Council members said vehicles were lining up and requested additional part-time staff to keep the site moving. Officials said the bottleneck is the requirement that all vehicles cross the scale and that adding staff alone would not clear the scale constraint. The transfer station is currently open limited hours (described as about 28 hours per week) and staffing proposals included adding one advertised part-time position or creating PRN (on-call) positions.
Council members also raised accounting concerns: some credit-card receipts from the transfer station are being deposited into a separate bank account set up by staff, rather than being posted to the official transfer-station fund. Staff said cash receipts are flowing to the fund but credit-card receipts were routed to the separate account and had not yet been moved into the fund; the treasurer knows the balances but regular reconciliations and clearer reporting were requested. One official said the 2025 appropriation for the transfer station was $177,800 while reported expenditures had reached about $310,483, prompting questions about whether the facility can stand on its own in 2026 without county subsidies.

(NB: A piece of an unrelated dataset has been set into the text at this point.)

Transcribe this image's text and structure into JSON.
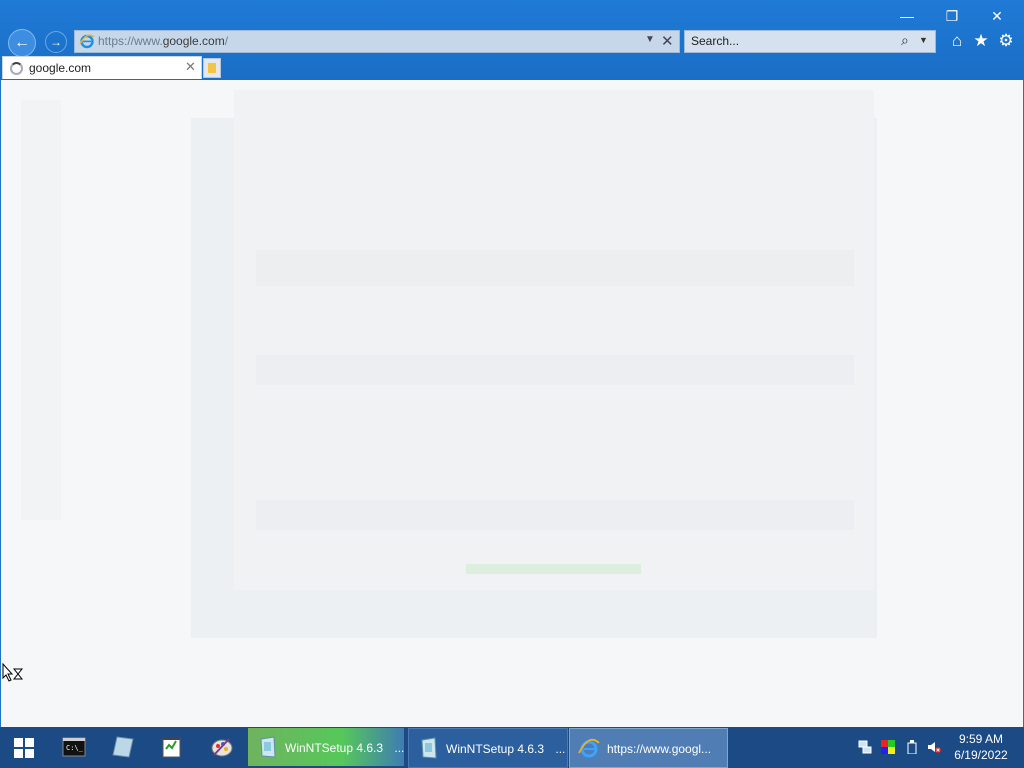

IDE M compliance also figured in the discussion: staff said employees at the transfer station must be trained and meet IDEM operating-plan and emergency-response requirements, and that onboarding has a cost.
On staffing, staff and council discussed an advertised salary-ordinance change for one additional part-time employee and options to add PRN/1099 personnel; participants agreed to return to the salary-ordinance item for formal action and to seek treasury/accounting reports to reconcile receipts.
What to watch: accounting reconciliations of credit-card receipts into the transfer-station fund, the decision on part-time vs. PRN staffing, and whether scale operations or pricing tweaks will be used to reduce lineups.